George Friedlander from Citigroup came out with an interesting piece on municipal bonds today. George has been a muni analyst for a number of years, and is very well-respected.
Here's a summary of some of his thoughts (edited by me in the interest of brevity):
Municipal yields are actually DOWN sharply from the end of 2008. So, in contrast to the yield rebound in Treasuries, AAA muni yields in 5, 10 and 30 years were DOWN 90, 52 and 89 basis points, respectively through year-end.
Reasons for this powerful relative performance fall largely into eight categories:
1. Muni yields had gotten distended on the upside at the end of 2008, as the capital markets collapsed, bond fund flows turned negative, leveraged investors unwound their positions.
2. Investors in all capital market sectors had sought protection from risk in the Treasury market, causing demand in that sector to overwhelm supply. Since then, the supply/demand imbalance has been largely unwound, causing Treasury yields to rise more thans every other major fixed income sector.
3. The collapse in short-term yields has forced investors to seek alternatives. In tax-exempt money market funds, specifically, yields are effectively down to zero.
4. Individual investors still have massive amounts in low-yielding short-term instruments. According to the Federal Reserve Flow of Funds Data, at the end of the third quarter 2008, the "Household Sector" (individuals and non-profits) held roughly $8 trillion in short maturity holdings. Even a continued trickle out of this vast pool of low-yield holdings can provide powerful demand for munis.
5. Flows into tax-exempt bond funds blew through all former record by a massive amount, with totals for 2009 of approximately $77 billion, according to AMG/Lipper. The prior record was $42.9 billion in 1993, so 2009 flows beat the record by roughly 80%.
6. There is no reason to expect that demand from direct buyers of munis will diminish any time soon, either. They, too, hold large amount of short-term instrument with very low yields, and in addition, higher income investors are looking at a substantial increase in maximum marginal tax rates by 2011, when the Bush tax cuts expire. In addition, the need to pay for Health Care reform, assuming it is enacted, could push taxes higher still.
7. There were significant supports for institutional demand for munis in the stimulus package in the form of changes in regulation for banks and property/casualty companies. Essentially these changes make munis even more attractive to these institutions.

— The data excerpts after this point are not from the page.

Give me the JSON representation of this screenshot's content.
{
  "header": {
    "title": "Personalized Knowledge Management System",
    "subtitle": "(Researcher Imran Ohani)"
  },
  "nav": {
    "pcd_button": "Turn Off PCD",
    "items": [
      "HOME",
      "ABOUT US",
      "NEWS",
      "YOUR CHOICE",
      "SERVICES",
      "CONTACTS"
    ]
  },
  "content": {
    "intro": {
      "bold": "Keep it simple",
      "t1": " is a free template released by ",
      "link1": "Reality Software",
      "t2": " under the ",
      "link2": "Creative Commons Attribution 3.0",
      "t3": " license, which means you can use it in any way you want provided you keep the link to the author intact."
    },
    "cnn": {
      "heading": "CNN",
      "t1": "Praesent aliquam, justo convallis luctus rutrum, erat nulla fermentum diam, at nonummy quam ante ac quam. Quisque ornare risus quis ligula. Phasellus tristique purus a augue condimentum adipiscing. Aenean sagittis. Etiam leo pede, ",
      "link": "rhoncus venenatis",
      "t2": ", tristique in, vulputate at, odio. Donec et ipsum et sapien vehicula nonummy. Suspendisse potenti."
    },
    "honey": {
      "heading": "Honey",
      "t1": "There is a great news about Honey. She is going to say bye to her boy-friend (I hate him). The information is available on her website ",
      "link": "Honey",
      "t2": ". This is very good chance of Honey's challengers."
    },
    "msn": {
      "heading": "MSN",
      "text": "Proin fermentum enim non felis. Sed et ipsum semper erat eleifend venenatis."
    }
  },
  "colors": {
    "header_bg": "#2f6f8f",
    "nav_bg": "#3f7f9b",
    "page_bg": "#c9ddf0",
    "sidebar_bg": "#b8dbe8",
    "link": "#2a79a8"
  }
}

8. The issuance of taxable Build America Bonds as a substitute for tax-exempt munis. Issuance of BABs started in April 2009, with large deals for the State of California and the New Jersey Turnpike, among others. For full-year 2009, the Bond Buyer estimates that $64.1 billion of BABs were issued, roughly 15% of total supply, but roughly 20% of supply since April when they first started to be issued.